With the 15-day campaigning period for the commune elections coming to a close March 30, the National Election Committee said that the run-up to Sunday’s poll has been “tranquil.”
Speaking at a press conference, NEC Secretary-General Tep Nytha said that his organization had only received 26 complaints across the whole country, a significant reduction from the 144 complaints he said the NEC received ahead of the 2002 commune elections.
“It has been very smooth and the campaign was tranquil, even though there were some issues related to verbal arguments,” he said. “But [these arguments] did not obstruct the campaigns if compared to previous elections.”
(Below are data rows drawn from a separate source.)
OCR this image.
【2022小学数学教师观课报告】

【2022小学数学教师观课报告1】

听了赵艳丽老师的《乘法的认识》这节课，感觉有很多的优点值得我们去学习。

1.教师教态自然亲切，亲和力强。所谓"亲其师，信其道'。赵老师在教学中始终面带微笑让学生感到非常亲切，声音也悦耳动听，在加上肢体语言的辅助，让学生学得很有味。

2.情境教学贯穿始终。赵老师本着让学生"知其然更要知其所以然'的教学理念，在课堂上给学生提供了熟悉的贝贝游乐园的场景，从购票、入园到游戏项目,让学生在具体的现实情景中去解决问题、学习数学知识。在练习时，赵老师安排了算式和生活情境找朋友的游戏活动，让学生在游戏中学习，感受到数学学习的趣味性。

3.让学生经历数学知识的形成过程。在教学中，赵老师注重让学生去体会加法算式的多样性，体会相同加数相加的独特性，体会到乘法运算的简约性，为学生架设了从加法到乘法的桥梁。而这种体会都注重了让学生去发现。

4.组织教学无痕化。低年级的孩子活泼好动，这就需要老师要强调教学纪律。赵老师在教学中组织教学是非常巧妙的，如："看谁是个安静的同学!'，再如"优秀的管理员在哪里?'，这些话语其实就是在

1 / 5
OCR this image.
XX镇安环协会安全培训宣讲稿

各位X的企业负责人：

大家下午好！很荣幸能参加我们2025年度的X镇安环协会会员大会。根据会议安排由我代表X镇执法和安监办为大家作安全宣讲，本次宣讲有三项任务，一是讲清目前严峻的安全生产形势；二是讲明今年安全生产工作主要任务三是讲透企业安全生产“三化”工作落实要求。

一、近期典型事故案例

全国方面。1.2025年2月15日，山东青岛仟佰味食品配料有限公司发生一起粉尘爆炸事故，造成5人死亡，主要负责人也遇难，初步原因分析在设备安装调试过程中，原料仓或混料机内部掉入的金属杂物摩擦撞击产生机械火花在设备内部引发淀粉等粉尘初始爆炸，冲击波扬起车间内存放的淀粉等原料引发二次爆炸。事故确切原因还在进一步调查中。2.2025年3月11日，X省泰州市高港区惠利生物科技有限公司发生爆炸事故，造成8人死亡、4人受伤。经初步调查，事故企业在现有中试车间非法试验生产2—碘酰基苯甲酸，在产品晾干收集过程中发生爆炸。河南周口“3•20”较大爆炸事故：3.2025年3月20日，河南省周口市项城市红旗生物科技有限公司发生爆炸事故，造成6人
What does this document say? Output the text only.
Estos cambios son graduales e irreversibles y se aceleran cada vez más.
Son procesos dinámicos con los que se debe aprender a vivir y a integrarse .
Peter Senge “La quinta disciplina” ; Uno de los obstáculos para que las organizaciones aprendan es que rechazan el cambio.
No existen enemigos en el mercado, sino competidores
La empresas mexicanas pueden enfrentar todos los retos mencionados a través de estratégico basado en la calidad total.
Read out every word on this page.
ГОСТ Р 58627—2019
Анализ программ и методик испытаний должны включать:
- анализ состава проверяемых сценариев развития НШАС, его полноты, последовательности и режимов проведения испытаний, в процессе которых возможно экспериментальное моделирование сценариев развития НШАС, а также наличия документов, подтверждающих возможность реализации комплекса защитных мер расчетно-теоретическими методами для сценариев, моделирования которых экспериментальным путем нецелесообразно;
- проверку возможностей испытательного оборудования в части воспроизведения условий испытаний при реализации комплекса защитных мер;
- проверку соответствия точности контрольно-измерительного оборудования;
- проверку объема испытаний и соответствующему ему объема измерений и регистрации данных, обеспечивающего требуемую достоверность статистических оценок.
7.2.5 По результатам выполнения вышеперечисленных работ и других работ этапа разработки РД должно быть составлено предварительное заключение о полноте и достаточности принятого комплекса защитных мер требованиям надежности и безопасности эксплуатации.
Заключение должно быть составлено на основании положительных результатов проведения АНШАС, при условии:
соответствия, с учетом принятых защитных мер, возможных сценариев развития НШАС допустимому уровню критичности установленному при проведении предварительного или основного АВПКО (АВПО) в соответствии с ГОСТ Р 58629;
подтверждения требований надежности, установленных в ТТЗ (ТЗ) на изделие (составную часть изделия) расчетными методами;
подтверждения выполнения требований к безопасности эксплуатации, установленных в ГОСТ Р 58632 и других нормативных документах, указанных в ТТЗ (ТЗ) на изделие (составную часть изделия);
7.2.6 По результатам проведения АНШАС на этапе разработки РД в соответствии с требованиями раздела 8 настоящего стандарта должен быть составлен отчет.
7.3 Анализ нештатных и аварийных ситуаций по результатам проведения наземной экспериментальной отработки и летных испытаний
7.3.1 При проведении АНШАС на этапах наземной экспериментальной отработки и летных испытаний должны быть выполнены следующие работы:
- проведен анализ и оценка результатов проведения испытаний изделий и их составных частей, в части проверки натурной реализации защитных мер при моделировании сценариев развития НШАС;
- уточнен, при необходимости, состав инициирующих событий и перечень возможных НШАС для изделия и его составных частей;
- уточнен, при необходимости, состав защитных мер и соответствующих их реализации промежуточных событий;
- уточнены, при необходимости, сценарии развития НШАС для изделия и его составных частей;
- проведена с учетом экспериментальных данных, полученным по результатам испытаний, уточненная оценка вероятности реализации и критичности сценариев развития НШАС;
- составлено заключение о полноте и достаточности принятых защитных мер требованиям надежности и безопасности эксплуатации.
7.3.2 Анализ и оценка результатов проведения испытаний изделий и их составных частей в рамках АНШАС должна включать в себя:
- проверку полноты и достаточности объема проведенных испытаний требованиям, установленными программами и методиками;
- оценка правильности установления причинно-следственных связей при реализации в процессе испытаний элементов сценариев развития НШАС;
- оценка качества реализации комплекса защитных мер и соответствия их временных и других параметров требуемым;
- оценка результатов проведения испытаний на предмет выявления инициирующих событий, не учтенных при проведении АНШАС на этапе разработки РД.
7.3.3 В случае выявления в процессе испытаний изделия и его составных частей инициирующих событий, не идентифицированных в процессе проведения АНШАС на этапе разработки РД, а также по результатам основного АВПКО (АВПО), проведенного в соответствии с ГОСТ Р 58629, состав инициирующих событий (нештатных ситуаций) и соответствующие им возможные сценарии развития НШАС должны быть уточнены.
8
But Tep Nytha’s own press conference did not go so smoothly when Norodom Ranariddh Party spokesman Muth Channtha stood up and lashed out against the NEC, claiming that it did nothing to stop an unnamed party from handing out rice and sarongs to get votes.
“Is the NEC, which called the campaign smooth, aware of this?” Muth Channtha asked. “We have received a lot of threats against the NRP,” he added.
On Friday evening, Phnom Penh police chief Touch Naruth said that there were no problems as parties made their last ditch efforts to rally supporters to the polls.
Funcinpec was out early with a small army of supporters in lemon yellow attire who drove through the streets of Phnom Penh in pickup trucks or on motorbikes in tight formations.
The SRP took a similar approach, winding a growing caravan of supporters around the city to attract supporters to a planned candlelight rally in Hun Sen Park after nightfall.
A CPP rally in a small park on Phnom Penh’s Tchecoslovaquie Boulevard pulled in around 1,000 supporters by late afternoon, as Finance Minister Keat Chhon extolled the merits of his party—his speech frequently punctuated by shouts of “Prosperity!” from the emcee.